あるいは直撃していれば、〈ケルベノク〉の頑強な装甲すら破砕・蒸発させていたであろう一撃。
――だが、しかし。
その一撃が黒の巨神を捉えることはない。一撃必殺を指向した〈アトラトール〉を嘲笑うように、〈ケルベノク〉は自らの正面に重力場の盾を出力。

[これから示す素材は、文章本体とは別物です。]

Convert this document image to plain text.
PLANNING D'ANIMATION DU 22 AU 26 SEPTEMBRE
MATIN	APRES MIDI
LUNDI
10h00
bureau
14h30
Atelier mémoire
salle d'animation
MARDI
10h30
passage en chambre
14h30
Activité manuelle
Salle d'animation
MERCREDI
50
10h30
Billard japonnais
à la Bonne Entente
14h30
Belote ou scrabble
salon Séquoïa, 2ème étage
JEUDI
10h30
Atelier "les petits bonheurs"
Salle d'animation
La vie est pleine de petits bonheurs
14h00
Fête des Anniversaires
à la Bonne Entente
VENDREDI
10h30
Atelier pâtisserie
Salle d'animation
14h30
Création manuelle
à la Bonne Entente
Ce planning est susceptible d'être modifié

彼が背負った光の輪――光背がまばゆい青の光を放ち、赤の巨神が形成した超高温プラズマの突撃槍を霧散させていく。それは太陽のごとき〈光の槍〉を蹴散らす、ブラックホールのごとき空間の歪みであった。
『――不正義だ!』
交錯する二体の巨神――刹那、刃が閃いて。
すれ違い様の一閃。
赤の巨神の胴体を、〈炎の剣〉が深々と切り裂いていた。
左の横腹に刃を通され、左腕を切断された〈アトラトール〉の巨体が、黄金に輝く粒子をまき散らして痙攣する。
『あぁあぁあああああ!』
悲鳴を上げるリリィの巨神を置き去りにして、〈ケルベノク〉は敵艦隊へと吶喊した。
背後からの追撃はない。重傷を負ったらしい〈アトラトール〉は弱々しい光を放ちながら、高速で宇宙を漂う残骸となって、〈ケルベノク〉から離れていった。
切り捨てたことに後悔はない。
あるいは自分に巧みな弁舌があれば、彼女を説得できたかもしれなかったが――今となってはどうでもいいことだ。

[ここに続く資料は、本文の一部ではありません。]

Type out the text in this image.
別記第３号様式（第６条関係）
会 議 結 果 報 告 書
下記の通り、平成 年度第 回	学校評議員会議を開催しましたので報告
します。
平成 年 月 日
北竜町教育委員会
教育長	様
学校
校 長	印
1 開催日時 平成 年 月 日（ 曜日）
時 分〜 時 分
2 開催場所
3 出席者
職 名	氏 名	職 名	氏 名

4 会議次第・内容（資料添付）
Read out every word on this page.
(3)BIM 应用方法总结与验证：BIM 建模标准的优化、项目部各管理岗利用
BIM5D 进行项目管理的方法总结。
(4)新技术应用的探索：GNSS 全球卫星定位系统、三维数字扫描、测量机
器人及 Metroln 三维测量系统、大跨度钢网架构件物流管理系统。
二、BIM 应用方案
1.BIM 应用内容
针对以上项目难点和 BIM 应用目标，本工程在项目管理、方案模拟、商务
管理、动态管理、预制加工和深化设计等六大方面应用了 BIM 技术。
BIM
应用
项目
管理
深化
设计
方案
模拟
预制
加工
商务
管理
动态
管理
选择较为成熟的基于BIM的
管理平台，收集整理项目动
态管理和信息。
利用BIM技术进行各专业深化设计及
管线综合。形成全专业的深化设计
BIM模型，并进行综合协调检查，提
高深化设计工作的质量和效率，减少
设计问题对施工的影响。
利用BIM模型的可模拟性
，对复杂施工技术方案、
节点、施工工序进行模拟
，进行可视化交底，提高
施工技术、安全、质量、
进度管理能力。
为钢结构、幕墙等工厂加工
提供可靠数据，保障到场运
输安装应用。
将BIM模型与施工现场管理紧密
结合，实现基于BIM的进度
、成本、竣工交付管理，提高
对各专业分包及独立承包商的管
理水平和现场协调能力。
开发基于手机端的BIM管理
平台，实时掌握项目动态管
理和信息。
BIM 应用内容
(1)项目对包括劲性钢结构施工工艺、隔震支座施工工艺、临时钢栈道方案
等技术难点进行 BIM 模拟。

思考を切り替え、ツルギは前方に展開している敵艦隊を見やる。
目視できる限りでは数は二〇隻あまり、おそらくは駆逐艦と思しき小型の艦艇が一二隻、巡洋艦と思しき中型の艦艇が七隻、それらに守られるようにして中央に陣取る大型艦が一隻。
エンダーから渡されたペンダントの反応は、中央の大型艦を指し示していた。彼の推測を裏付けるように、距離を詰めれば詰めれば詰めるほど砲撃は激しくなった。
大量の照射型レーザー兵器と、荷電粒子ビームが豪雨のように降り注ぐ中、黒の巨神はただ愚直に真っ直ぐに突っ込む。先ほど〈アトラトール〉の攻撃を逸らした重力場の盾を用いて、敵艦の攻撃を防ぎながら直進した。
不意に中央の敵艦から通信――聞き慣れない男の声が聞こえた。
『止まりたまえ〈ケルベノク〉、いいや、東雲ツルギ少将』
『知らない間にずいぶんと出世したみたいだ――二階級特進って本当に嬉しくないな』
荷電粒子ビームを蹴散らし、両手のブレードで切り払いながら前進し続ける〈ケルベノク〉――その鬼神のような勢いに気圧されて、肉薄された艦隊の布陣が乱れる。駆逐艦と巡洋艦の防空網はすでに食い破られつつあった。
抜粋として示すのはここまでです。